The unassuming rocks surrounding mines could soon be powering cities.
“Thorium is everywhere when you mine rare earth metals. It is a waste product of that process,” said Research Assistant Professor Ondřej Chvála. “But it can be burned for energy.”
Molten salt reactors (MSRs) fueled by thorium were the topic of considerable research at ORNL in the 1960s, but government funding changed focus in the 1970s. Now, with funding from Flibe Energy and the Electric Power Research Institute, Chvála and his students hope to bring thorium energy back into the limelight. Their model has been accepted to the Annals of Nuclear Energy, a top nuclear science journal, and will be published in November 2022.
“A thorium-232 atom is not fissile on its own,” said Erika Moss, a nuclear engineering student at UT and the lead author on the paper. “However, when it captures a neutron, it turns into uranium-233—a material capable of sustaining a nuclear fission chain reaction. This allows us to create sufficient quantities of nuclear fuel from non-fuel materials.”
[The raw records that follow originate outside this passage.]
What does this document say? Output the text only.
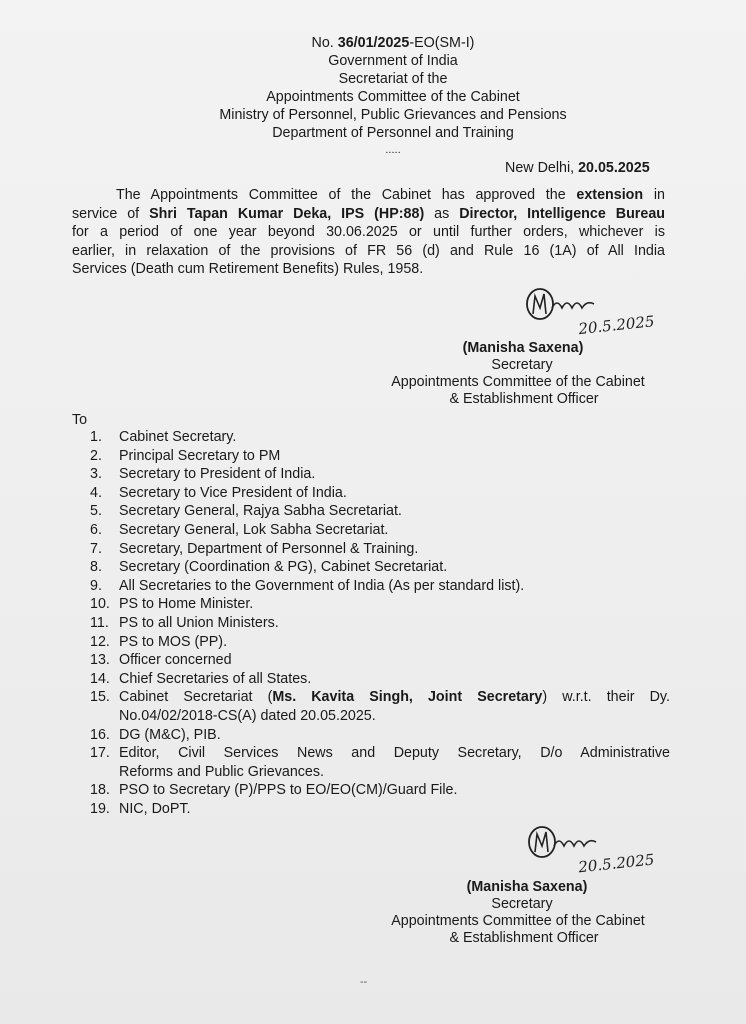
No. 36/01/2025-EO(SM-I)
Government of India
Secretariat of the
Appointments Committee of the Cabinet
Ministry of Personnel, Public Grievances and Pensions
Department of Personnel and Training
.....
New Delhi, 20.05.2025

The Appointments Committee of the Cabinet has approved the extension in

service of Shri Tapan Kumar Deka, IPS (HP:88) as Director, Intelligence Bureau

for a period of one year beyond 30.06.2025 or until further orders, whichever is

earlier, in relaxation of the provisions of FR 56 (d) and Rule 16 (1A) of All India

Services (Death cum Retirement Benefits) Rules, 1958.

20.5.2025
(Manisha Saxena)
Secretary
Appointments Committee of the Cabinet
& Establishment Officer
To
1.	Cabinet Secretary.
2.	Principal Secretary to PM
3.	Secretary to President of India.
4.	Secretary to Vice President of India.
5.	Secretary General, Rajya Sabha Secretariat.
6.	Secretary General, Lok Sabha Secretariat.
7.	Secretary, Department of Personnel & Training.
8.	Secretary (Coordination & PG), Cabinet Secretariat.
9.	All Secretaries to the Government of India (As per standard list).
10. PS to Home Minister.
11. PS to all Union Ministers.
12. PS to MOS (PP).
13. Officer concerned
14. Chief Secretaries of all States.
15. Cabinet Secretariat (Ms. Kavita Singh, Joint Secretary) w.r.t. their Dy.
No.04/02/2018-CS(A) dated 20.05.2025.
16. DG (M&C), PIB.
17. Editor, Civil Services News and Deputy Secretary, D/o Administrative
Reforms and Public Grievances.
18. PSO to Secretary (P)/PPS to EO/EO(CM)/Guard File.
19. NIC, DoPT.
20.5.2025
(Manisha Saxena)
Secretary
Appointments Committee of the Cabinet
& Establishment Officer
--
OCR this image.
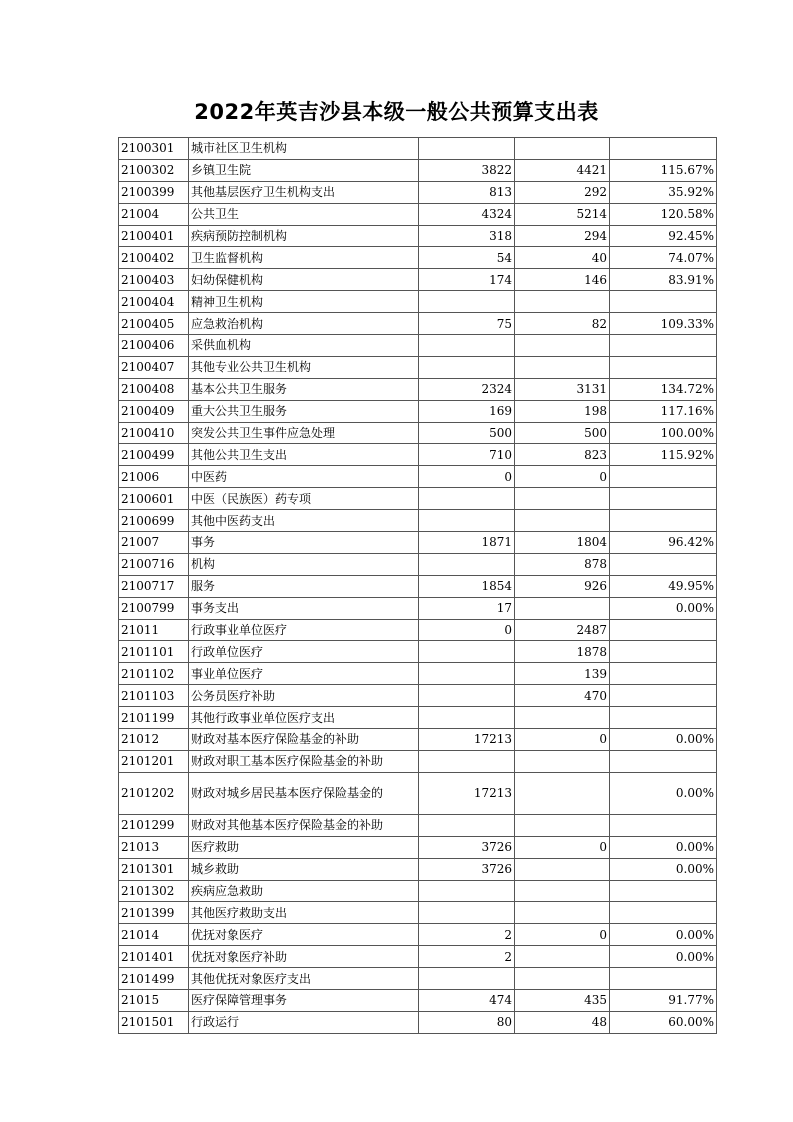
2022年英吉沙县本级一般公共预算支出表
2100301	城市社区卫生机构			
2100302	乡镇卫生院	3822	4421	115.67%
2100399	其他基层医疗卫生机构支出	813	292	35.92%
21004	公共卫生	4324	5214	120.58%
2100401	疾病预防控制机构	318	294	92.45%
2100402	卫生监督机构	54	40	74.07%
2100403	妇幼保健机构	174	146	83.91%
2100404	精神卫生机构			
2100405	应急救治机构	75	82	109.33%
2100406	采供血机构			
2100407	其他专业公共卫生机构			
2100408	基本公共卫生服务	2324	3131	134.72%
2100409	重大公共卫生服务	169	198	117.16%
2100410	突发公共卫生事件应急处理	500	500	100.00%
2100499	其他公共卫生支出	710	823	115.92%
21006	中医药	0	0	
2100601	中医（民族医）药专项			
2100699	其他中医药支出			
21007	事务	1871	1804	96.42%
2100716	机构		878	
2100717	服务	1854	926	49.95%
2100799	事务支出	17		0.00%
21011	行政事业单位医疗	0	2487	
2101101	行政单位医疗		1878	
2101102	事业单位医疗		139	
2101103	公务员医疗补助		470	
2101199	其他行政事业单位医疗支出			
21012	财政对基本医疗保险基金的补助	17213	0	0.00%
2101201	财政对职工基本医疗保险基金的补助			
2101202	财政对城乡居民基本医疗保险基金的	17213		0.00%
2101299	财政对其他基本医疗保险基金的补助			
21013	医疗救助	3726	0	0.00%
2101301	城乡救助	3726		0.00%
2101302	疾病应急救助			
2101399	其他医疗救助支出			
21014	优抚对象医疗	2	0	0.00%
2101401	优抚对象医疗补助	2		0.00%
2101499	其他优抚对象医疗支出			
21015	医疗保障管理事务	474	435	91.77%
2101501	行政运行	80	48	60.00%
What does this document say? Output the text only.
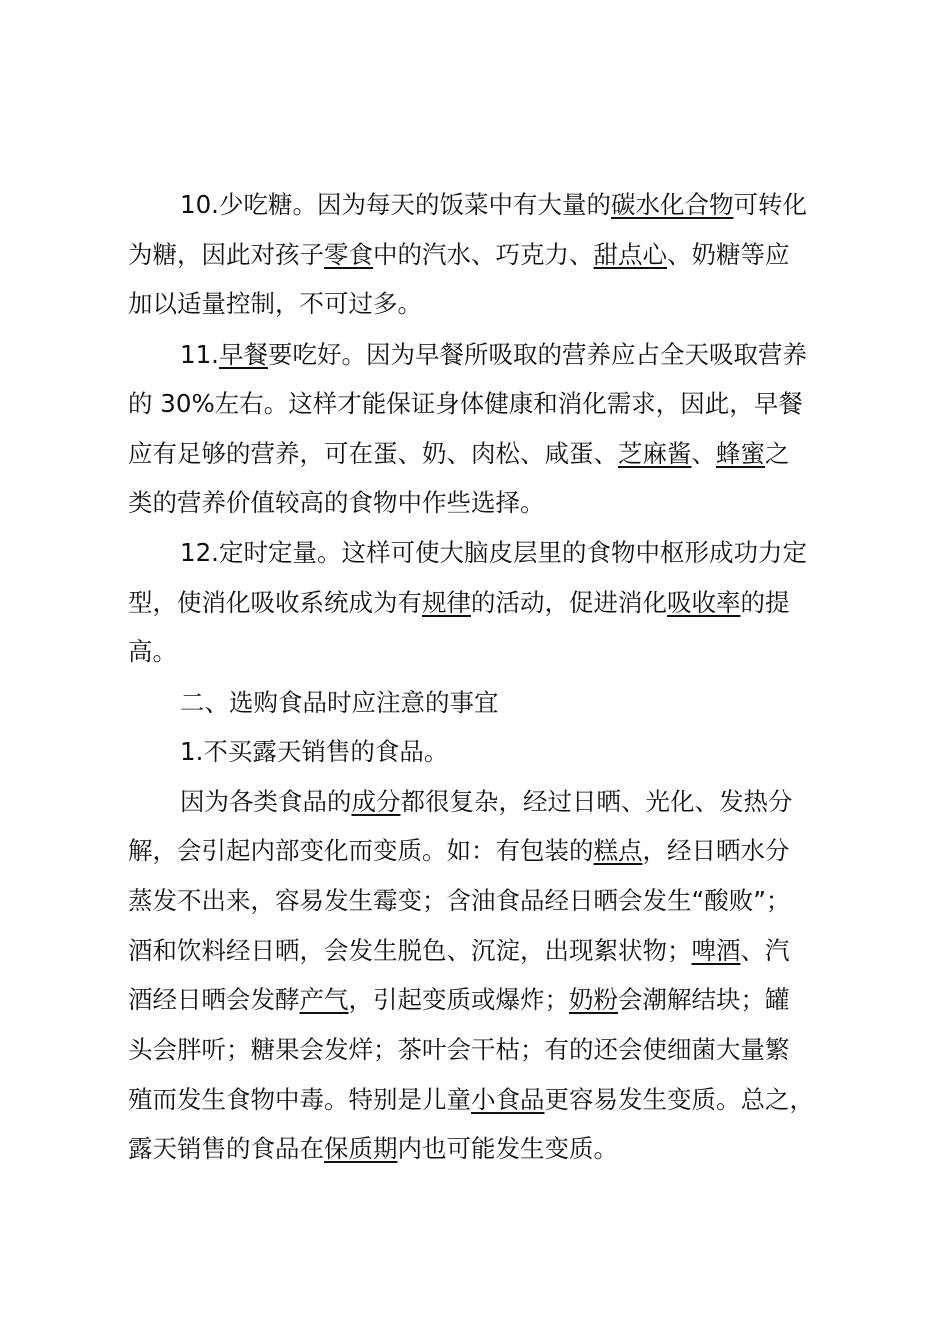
10.少吃糖。因为每天的饭菜中有大量的碳水化合物可转化
为糖，因此对孩子零食中的汽水、巧克力、甜点心、奶糖等应
加以适量控制，不可过多。
11.早餐要吃好。因为早餐所吸取的营养应占全天吸取营养
的 30%左右。这样才能保证身体健康和消化需求，因此，早餐
应有足够的营养，可在蛋、奶、肉松、咸蛋、芝麻酱、蜂蜜之
类的营养价值较高的食物中作些选择。
12.定时定量。这样可使大脑皮层里的食物中枢形成功力定
型，使消化吸收系统成为有规律的活动，促进消化吸收率的提
高。
二、选购食品时应注意的事宜
1.不买露天销售的食品。
因为各类食品的成分都很复杂，经过日晒、光化、发热分
解，会引起内部变化而变质。如：有包装的糕点，经日晒水分
蒸发不出来，容易发生霉变；含油食品经日晒会发生“酸败”；
酒和饮料经日晒，会发生脱色、沉淀，出现絮状物；啤酒、汽
酒经日晒会发酵产气，引起变质或爆炸；奶粉会潮解结块；罐
头会胖听；糖果会发烊；茶叶会干枯；有的还会使细菌大量繁
殖而发生食物中毒。特别是儿童小食品更容易发生变质。总之，
露天销售的食品在保质期内也可能发生变质。
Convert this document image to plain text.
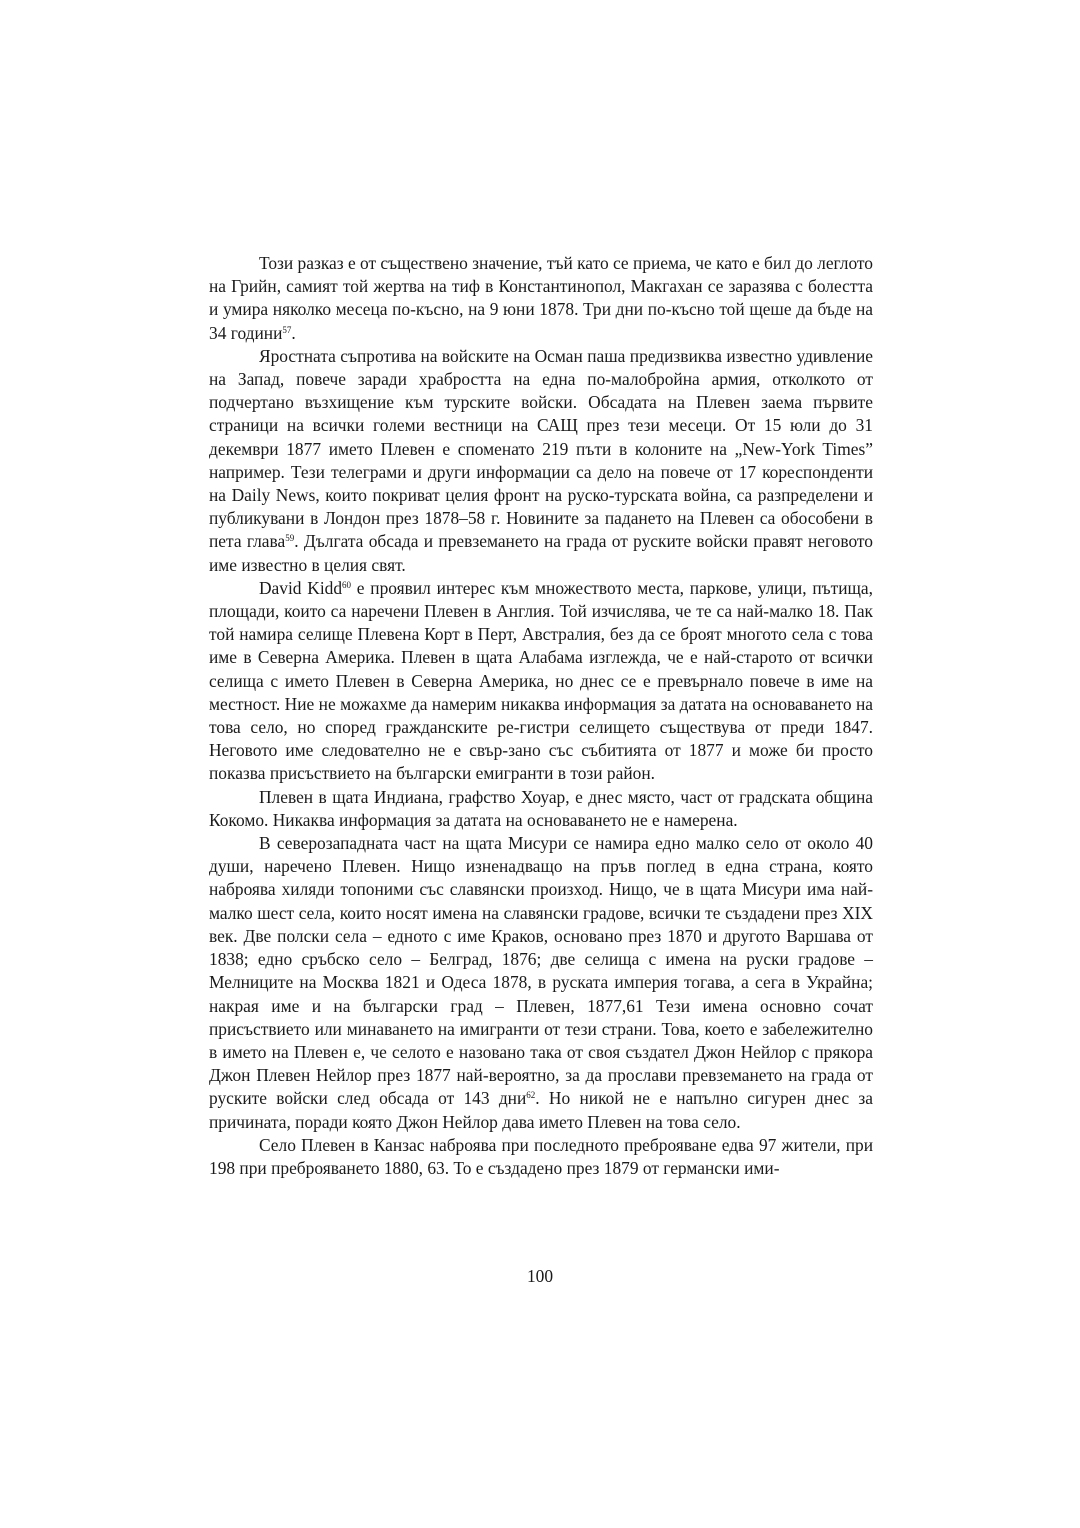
Този разказ е от съществено значение, тъй като се приема, че като е бил до леглото на Грийн, самият той жертва на тиф в Константинопол, Макгахан се заразява с болестта и умира няколко месеца по-късно, на 9 юни 1878. Три дни по-късно той щеше да бъде на 34 години$^{57}$.

Яростната съпротива на войските на Осман паша предизвиква известно удивление на Запад, повече заради храбростта на една по-малобройна армия, отколкото от подчертано възхищение към турските войски. Обсадата на Плевен заема първите страници на всички големи вестници на САЩ през тези месеци. От 15 юли до 31 декември 1877 името Плевен е споменато 219 пъти в колоните на „New-York Times” например. Тези телеграми и други информации са дело на повече от 17 кореспонденти на Daily News, които покриват целия фронт на руско-турската война, са разпределени и публикувани в Лондон през 1878–58 г. Новините за падането на Плевен са обособени в пета глава$^{59}$. Дългата обсада и превземането на града от руските войски правят неговото име известно в целия свят.

David Kidd$^{60}$ е проявил интерес към множеството места, паркове, улици, пътища, площади, които са наречени Плевен в Англия. Той изчислява, че те са най-малко 18. Пак той намира селище Плевена Корт в Перт, Австралия, без да се броят многото села с това име в Северна Америка. Плевен в щата Алабама изглежда, че е най-старото от всички селища с името Плевен в Северна Америка, но днес се е превърнало повече в име на местност. Ние не можахме да намерим никаква информация за датата на основаването на това село, но според гражданските ре-гистри селището съществува от преди 1847. Неговото име следователно не е свър-зано със събитията от 1877 и може би просто показва присъствието на български емигранти в този район.

Плевен в щата Индиана, графство Хоуар, е днес място, част от градската община Кокомо. Никаква информация за датата на основаването не е намерена.

В северозападната част на щата Мисури се намира едно малко село от около 40 души, наречено Плевен. Нищо изненадващо на пръв поглед в една страна, която наброява хиляди топоними със славянски произход. Нищо, че в щата Мисури има най-малко шест села, които носят имена на славянски градове, всички те създадени през XIX век. Две полски села – едното с име Краков, основано през 1870 и другото Варшава от 1838; едно сръбско село – Белград, 1876; две селища с имена на руски градове – Мелниците на Москва 1821 и Одеса 1878, в руската империя тогава, а сега в Украйна; накрая име и на български град – Плевен, 1877,61 Тези имена основно сочат присъствието или минаването на имигранти от тези страни. Това, което е забележително в името на Плевен е, че селото е назовано така от своя създател Джон Нейлор с прякора Джон Плевен Нейлор през 1877 най-вероятно, за да прослави превземането на града от руските войски след обсада от 143 дни$^{62}$. Но никой не е напълно сигурен днес за причината, поради която Джон Нейлор дава името Плевен на това село.

Село Плевен в Канзас наброява при последното преброяване едва 97 жители, при 198 при преброяването 1880, 63. То е създадено през 1879 от германски ими-

100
“Burning standard uranium creates mixed radioactive waste that is expensive to process and is dangerous for thousands of years,” Chvála said. “But uranium-233’s reaction chain only generates one actinide ‘waste’ product, plutonium-238, which is a valuable fuel for generators used in space probes.”
Moss’s work models a molten salt iso-breeding reactor (MSiBR) in which two types of salt flow through the core.
“In a single-fluid thorium reactor, the thorium and uranium are in the same salt,” said Chvála. “In this two-fluid system, they are separate. We bubble fluorine gas through the thorium salt, capturing the uranium so it can be moved to the fuel salt loop. This separation makes fuel reprocessing simpler and less expensive.”
Since the fuel salt is in a separate loop, the reactor can be refueled while it’s operating, providing uninterrupted power.
That also makes it possible to add in fuel from other sources—including fuel that can no longer sustain fission in other types of reactors.
“The MSiBR system can take used fuel from stockpiles nationwide and turn it into usable energy,” said Moss.
However, the separate fuel stream also makes the MSiBR more difficult to model. The team needed to develop a new code framework to predict the core’s nuclear behavior as the two salts flow through the reactor.
“This paper’s framework makes it easier to design molten salt systems,” Chvála said. “Now, if someone has funding to do this research, they can grab our tools and run with them.”
The team hopes that their model inspires further research and use of two-salt thorium reactors.
“What a truly amazing technology this is,” said Moss. “It can deliver carbon-free, reliable power while recycling used fuel from other reactors. MSRs give new purpose to materials which would otherwise be wasted, using them instead to energize our world safely, clearly, and efficiently.”